Generated metadata exports are not public catalog content. They are review inputs until a separate redaction worker creates approved summaries or excerpts.

Selected Artifact Redaction Worker

tools/redact_selected_artifacts.py is the first private-lane redaction worker for explicit raw-file selections. It reads a selection JSON, resolves each source_path under a private --source-root, rejects traversal outside that root, refuses binary input, and writes sanitized outputs to --out.

The worker writes:

  • manifest.json: export boundary and review contract,
  • redaction-report.json: row-level redaction state without raw paths,
  • catalog-import.json: non-publishable catalog candidates,
  • artifacts/*.md: sanitized markdown artifacts with JSON front matter.

The output contract is deliberately conservative:

  • raw_content_included=false,
  • raw_source_path_included=false,
  • raw_source_hash_included=false,
  • public_publishable=false,
  • human_visible=false,
  • ai_visible=false,
  • review_required=true,
  • redaction boundary: worker-server-side.

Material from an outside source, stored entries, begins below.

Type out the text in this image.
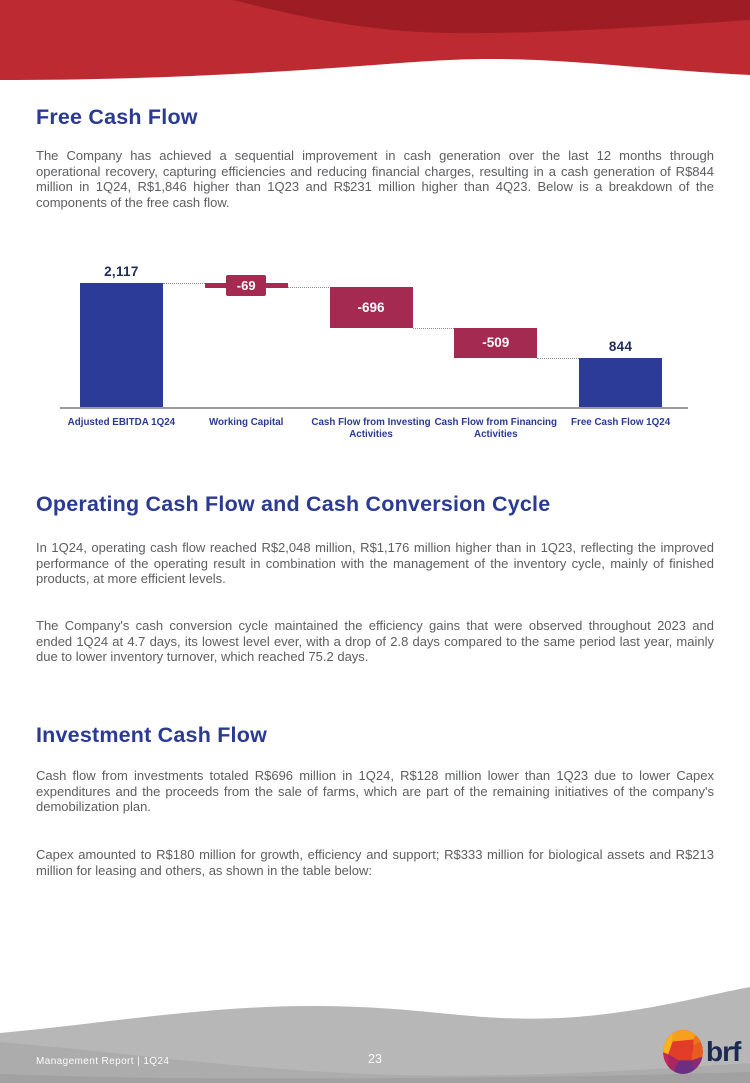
Free Cash Flow

The Company has achieved a sequential improvement in cash generation over the last 12 months through operational recovery, capturing efficiencies and reducing financial charges, resulting in a cash generation of R$844 million in 1Q24, R$1,846 higher than 1Q23 and R$231 million higher than 4Q23. Below is a breakdown of the components of the free cash flow.

2,117
Adjusted EBITDA 1Q24
-69
Working Capital
-696
Cash Flow from Investing Activities
-509
Cash Flow from Financing Activities
844
Free Cash Flow 1Q24
Operating Cash Flow and Cash Conversion Cycle

In 1Q24, operating cash flow reached R$2,048 million, R$1,176 million higher than in 1Q23, reflecting the improved performance of the operating result in combination with the management of the inventory cycle, mainly of finished products, at more efficient levels.

The Company's cash conversion cycle maintained the efficiency gains that were observed throughout 2023 and ended 1Q24 at 4.7 days, its lowest level ever, with a drop of 2.8 days compared to the same period last year, mainly due to lower inventory turnover, which reached 75.2 days.

Investment Cash Flow

Cash flow from investments totaled R$696 million in 1Q24, R$128 million lower than 1Q23 due to lower Capex expenditures and the proceeds from the sale of farms, which are part of the remaining initiatives of the company's demobilization plan.

Capex amounted to R$180 million for growth, efficiency and support; R$333 million for biological assets and R$213 million for leasing and others, as shown in the table below:

Management Report | 1Q24	23	brf
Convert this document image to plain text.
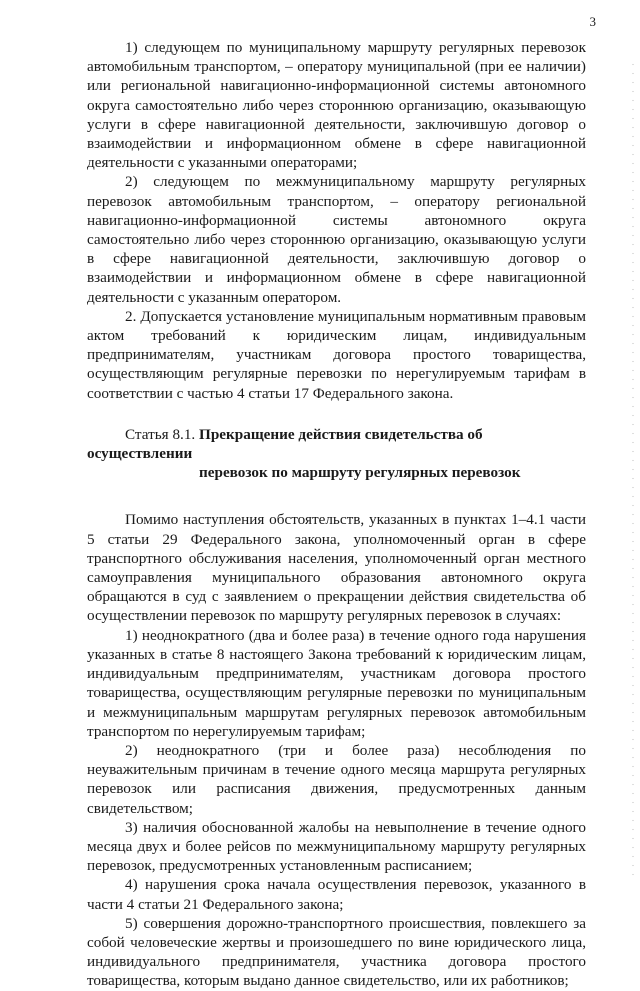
3

1) следующем по муниципальному маршруту регулярных перевозок автомобильным транспортом, – оператору муниципальной (при ее наличии) или региональной навигационно-информационной системы автономного округа самостоятельно либо через стороннюю организацию, оказывающую услуги в сфере навигационной деятельности, заключившую договор о взаимодействии и информационном обмене в сфере навигационной деятельности с указанными операторами;

2) следующем по межмуниципальному маршруту регулярных перевозок автомобильным транспортом, – оператору региональной навигационно-информационной системы автономного округа самостоятельно либо через стороннюю организацию, оказывающую услуги в сфере навигационной деятельности, заключившую договор о взаимодействии и информационном обмене в сфере навигационной деятельности с указанным оператором.

2. Допускается установление муниципальным нормативным правовым актом требований к юридическим лицам, индивидуальным предпринимателям, участникам договора простого товарищества, осуществляющим регулярные перевозки по нерегулируемым тарифам в соответствии с частью 4 статьи 17 Федерального закона.

Статья 8.1. Прекращение действия свидетельства об осуществлении
перевозок по маршруту регулярных перевозок

Помимо наступления обстоятельств, указанных в пунктах 1–4.1 части 5 статьи 29 Федерального закона, уполномоченный орган в сфере транспортного обслуживания населения, уполномоченный орган местного самоуправления муниципального образования автономного округа обращаются в суд с заявлением о прекращении действия свидетельства об осуществлении перевозок по маршруту регулярных перевозок в случаях:

1) неоднократного (два и более раза) в течение одного года нарушения указанных в статье 8 настоящего Закона требований к юридическим лицам, индивидуальным предпринимателям, участникам договора простого товарищества, осуществляющим регулярные перевозки по муниципальным и межмуниципальным маршрутам регулярных перевозок автомобильным транспортом по нерегулируемым тарифам;

2) неоднократного (три и более раза) несоблюдения по неуважительным причинам в течение одного месяца маршрута регулярных перевозок или расписания движения, предусмотренных данным свидетельством;

3) наличия обоснованной жалобы на невыполнение в течение одного месяца двух и более рейсов по межмуниципальному маршруту регулярных перевозок, предусмотренных установленным расписанием;

4) нарушения срока начала осуществления перевозок, указанного в части 4 статьи 21 Федерального закона;

5) совершения дорожно-транспортного происшествия, повлекшего за собой человеческие жертвы и произошедшего по вине юридического лица, индивидуального предпринимателя, участника договора простого товарищества, которым выдано данное свидетельство, или их работников;
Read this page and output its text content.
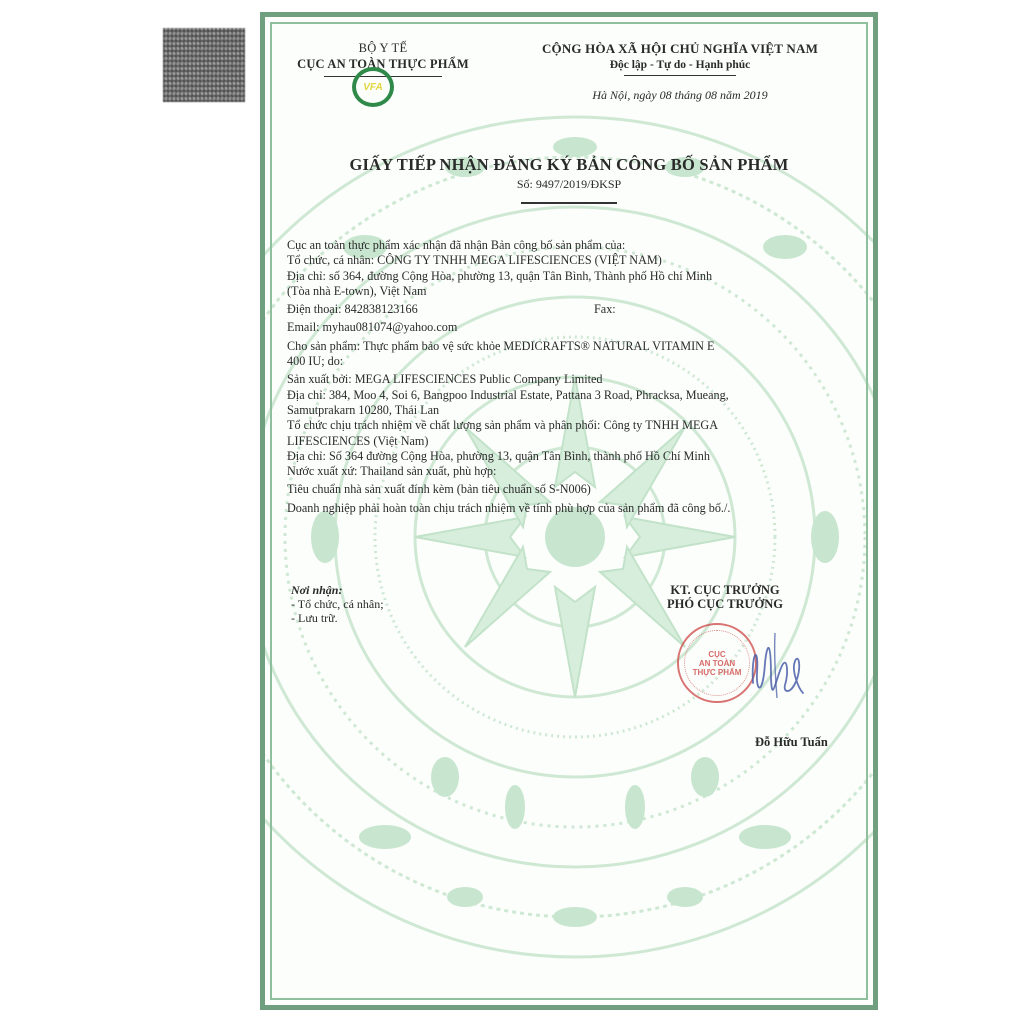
BỘ Y TẾ
CỤC AN TOÀN THỰC PHẨM
VFA
CỘNG HÒA XÃ HỘI CHỦ NGHĨA VIỆT NAM
Độc lập - Tự do - Hạnh phúc
Hà Nội, ngày 08 tháng 08 năm 2019
GIẤY TIẾP NHẬN ĐĂNG KÝ BẢN CÔNG BỐ SẢN PHẨM
Số: 9497/2019/ĐKSP
Cục an toàn thực phẩm xác nhận đã nhận Bản công bố sản phẩm của:
Tổ chức, cá nhân: CÔNG TY TNHH MEGA LIFESCIENCES (VIỆT NAM)
Địa chỉ: số 364, đường Cộng Hòa, phường 13, quận Tân Bình, Thành phố Hồ chí Minh
(Tòa nhà E-town), Việt Nam
Điện thoại: 842838123166	Fax:
Email: myhau081074@yahoo.com
Cho sản phẩm: Thực phẩm bảo vệ sức khỏe MEDICRAFTS® NATURAL VITAMIN E
400 IU; do:
Sản xuất bởi: MEGA LIFESCIENCES Public Company Limited
Địa chỉ: 384, Moo 4, Soi 6, Bangpoo Industrial Estate, Pattana 3 Road, Phracksa, Mueang,
Samutprakarn 10280, Thái Lan
Tổ chức chịu trách nhiệm về chất lượng sản phẩm và phân phối: Công ty TNHH MEGA
LIFESCIENCES (Việt Nam)
Địa chỉ: Số 364 đường Cộng Hòa, phường 13, quận Tân Bình, thành phố Hồ Chí Minh
Nước xuất xứ: Thailand sản xuất, phù hợp:
Tiêu chuẩn nhà sản xuất đính kèm (bản tiêu chuẩn số S-N006)
Doanh nghiệp phải hoàn toàn chịu trách nhiệm về tính phù hợp của sản phẩm đã công bố./.
Nơi nhận:
- Tổ chức, cá nhân;
- Lưu trữ.
KT. CỤC TRƯỞNG
PHÓ CỤC TRƯỞNG
CỤC
AN TOÀN
THỰC PHẨM
Đỗ Hữu Tuấn
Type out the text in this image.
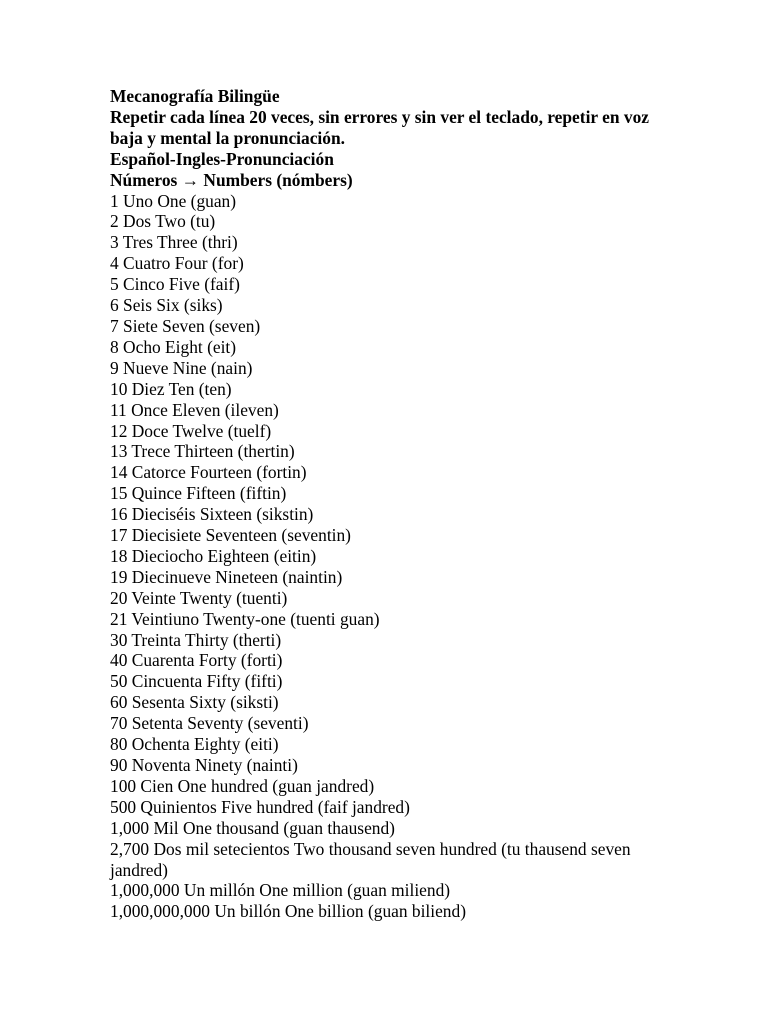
Mecanografía Bilingüe

Repetir cada línea 20 veces, sin errores y sin ver el teclado, repetir en voz baja y mental la pronunciación.

Español-Ingles-Pronunciación

Números → Numbers (nómbers)

1 Uno One (guan)

2 Dos Two (tu)

3 Tres Three (thri)

4 Cuatro Four (for)

5 Cinco Five (faif)

6 Seis Six (siks)

7 Siete Seven (seven)

8 Ocho Eight (eit)

9 Nueve Nine (nain)

10 Diez Ten (ten)

11 Once Eleven (ileven)

12 Doce Twelve (tuelf)

13 Trece Thirteen (thertin)

14 Catorce Fourteen (fortin)

15 Quince Fifteen (fiftin)

16 Dieciséis Sixteen (sikstin)

17 Diecisiete Seventeen (seventin)

18 Dieciocho Eighteen (eitin)

19 Diecinueve Nineteen (naintin)

20 Veinte Twenty (tuenti)

21 Veintiuno Twenty-one (tuenti guan)

30 Treinta Thirty (therti)

40 Cuarenta Forty (forti)

50 Cincuenta Fifty (fifti)

60 Sesenta Sixty (siksti)

70 Setenta Seventy (seventi)

80 Ochenta Eighty (eiti)

90 Noventa Ninety (nainti)

100 Cien One hundred (guan jandred)

500 Quinientos Five hundred (faif jandred)

1,000 Mil One thousand (guan thausend)

2,700 Dos mil setecientos Two thousand seven hundred (tu thausend seven jandred)

1,000,000 Un millón One million (guan miliend)

1,000,000,000 Un billón One billion (guan biliend)
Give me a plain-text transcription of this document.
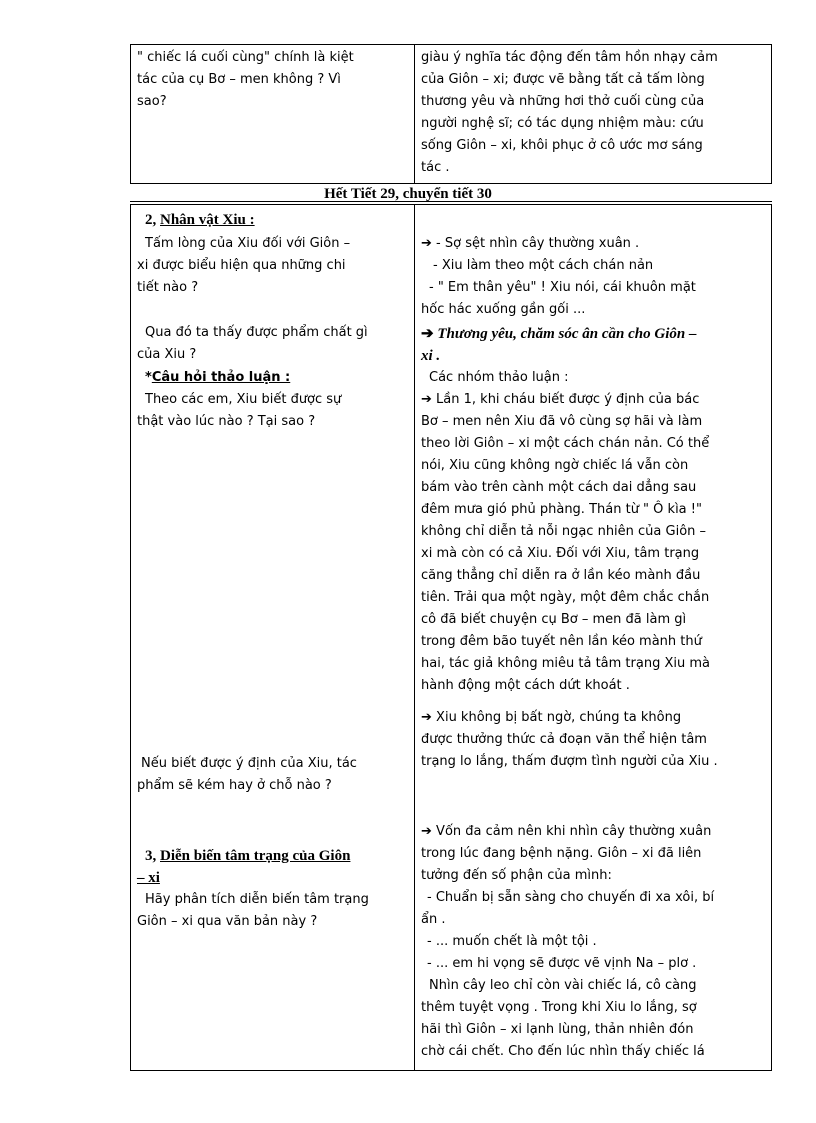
" chiếc lá cuối cùng" chính là kiệt
tác của cụ Bơ – men không ? Vì
sao?
giàu ý nghĩa tác động đến tâm hồn nhạy cảm
của Giôn – xi; được vẽ bằng tất cả tấm lòng
thương yêu và những hơi thở cuối cùng của
người nghệ sĩ; có tác dụng nhiệm màu: cứu
sống Giôn – xi, khôi phục ở cô ước mơ sáng
tác .
Hết Tiết 29, chuyển tiết 30
2, Nhân vật Xiu :
Tấm lòng của Xiu đối với Giôn –
xi được biểu hiện qua những chi
tiết nào ?
Qua đó ta thấy được phẩm chất gì
của Xiu ?
*Câu hỏi thảo luận :
Theo các em, Xiu biết được sự
thật vào lúc nào ? Tại sao ?
Nếu biết được ý định của Xiu, tác
phẩm sẽ kém hay ở chỗ nào ?
3, Diễn biến tâm trạng của Giôn
– xi
Hãy phân tích diễn biến tâm trạng
Giôn – xi qua văn bản này ?
➔ - Sợ sệt nhìn cây thường xuân .
- Xiu làm theo một cách chán nản
- " Em thân yêu" ! Xiu nói, cái khuôn mặt
hốc hác xuống gần gối ...
➔ Thương yêu, chăm sóc ân cần cho Giôn –
xi .
Các nhóm thảo luận :
➔ Lần 1, khi cháu biết được ý định của bác
Bơ – men nên Xiu đã vô cùng sợ hãi và làm
theo lời Giôn – xi một cách chán nản. Có thể
nói, Xiu cũng không ngờ chiếc lá vẫn còn
bám vào trên cành một cách dai dẳng sau
đêm mưa gió phủ phàng. Thán từ " Ô kìa !"
không chỉ diễn tả nỗi ngạc nhiên của Giôn –
xi mà còn có cả Xiu. Đối với Xiu, tâm trạng
căng thẳng chỉ diễn ra ở lần kéo mành đầu
tiên. Trải qua một ngày, một đêm chắc chắn
cô đã biết chuyện cụ Bơ – men đã làm gì
trong đêm bão tuyết nên lần kéo mành thứ
hai, tác giả không miêu tả tâm trạng Xiu mà
hành động một cách dứt khoát .
➔ Xiu không bị bất ngờ, chúng ta không
được thưởng thức cả đoạn văn thể hiện tâm
trạng lo lắng, thấm đượm tình người của Xiu .
➔ Vốn đa cảm nên khi nhìn cây thường xuân
trong lúc đang bệnh nặng. Giôn – xi đã liên
tưởng đến số phận của mình:
- Chuẩn bị sẵn sàng cho chuyến đi xa xôi, bí
ẩn .
- ... muốn chết là một tội .
- ... em hi vọng sẽ được vẽ vịnh Na – plơ .
Nhìn cây leo chỉ còn vài chiếc lá, cô càng
thêm tuyệt vọng . Trong khi Xiu lo lắng, sợ
hãi thì Giôn – xi lạnh lùng, thản nhiên đón
chờ cái chết. Cho đến lúc nhìn thấy chiếc lá
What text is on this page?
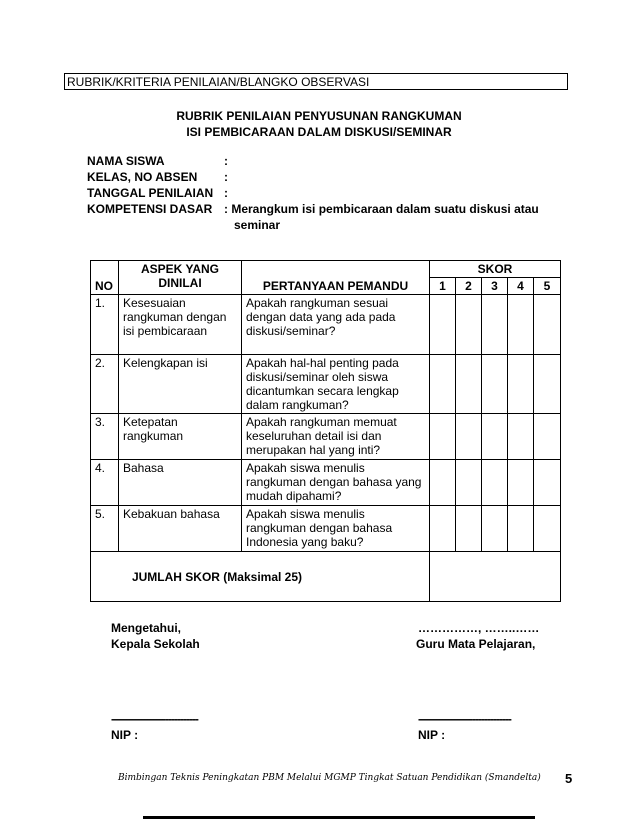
RUBRIK/KRITERIA PENILAIAN/BLANGKO OBSERVASI
RUBRIK PENILAIAN PENYUSUNAN RANGKUMAN
ISI PEMBICARAAN DALAM DISKUSI/SEMINAR
NAMA SISWA	:
KELAS, NO ABSEN :
TANGGAL PENILAIAN :
KOMPETENSI DASAR : Merangkum isi pembicaraan dalam suatu diskusi atau
seminar
NO	ASPEK YANG DINILAI	PERTANYAAN PEMANDU	SKOR				
			1	2	3	4	5
1.	Kesesuaian rangkuman dengan isi pembicaraan	Apakah rangkuman sesuai dengan data yang ada pada diskusi/seminar?					
2.	Kelengkapan isi	Apakah hal-hal penting pada diskusi/seminar oleh siswa dicantumkan secara lengkap dalam rangkuman?					
3.	Ketepatan rangkuman	Apakah rangkuman memuat keseluruhan detail isi dan merupakan hal yang inti?					
4.	Bahasa	Apakah siswa menulis rangkuman dengan bahasa yang mudah dipahami?					
5.	Kebakuan bahasa	Apakah siswa menulis rangkuman dengan bahasa Indonesia yang baku?					
JUMLAH SKOR (Maksimal 25)							
Mengetahui,
Kepala Sekolah
……………, ……..……
Guru Mata Pelajaran,
-----------------------------	-------------------------------
NIP :	NIP :
Bimbingan Teknis Peningkatan PBM Melalui MGMP Tingkat Satuan Pendidikan (Smandelta) 5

This worker is not the public security boundary by itself. It is a bridge from operator-only raw material into a review queue. Public UAI Explorer should see only the approved sanitized artifacts after review, tagging, and catalog import.

Zai Or Spark Agent Prompt

Use this prompt for an outside agent only with redacted or non-secret survey exports:

You are helping design UAI Explorer 2.0, a public-safe documentation and
knowledge-lineage system. Review the provided redacted survey export. Do not
request or infer secrets. Produce:

1. device inventory observations,
2. project/version lineage candidates,
3. stale-but-valuable material candidates,
4. idea salvage categories,
5. recommended catalog tags,
6. redaction or access concerns,
7. a simple embedding-lane proposal that separates public, internal, code, and
   restricted material.

Keep the UX simple. Prefer practical workflows over complex dashboards. Treat
out-of-sync data as provenance, not trash.

Spark 5.3 Option Set

If Spark 5.3 is used, send three jobs:

  • survey-classifier: classify device/project/version/freshness from redacted survey manifests.
  • idea-salvage: extract reusable ideas and assign new, needs_review, parked, promoted, or superseded.
  • embedding-policy: propose safe embedding lanes from approved catalog and redacted summaries only.

Do not give Spark raw secret-bearing files until Explorer has a reviewed restricted-lane policy.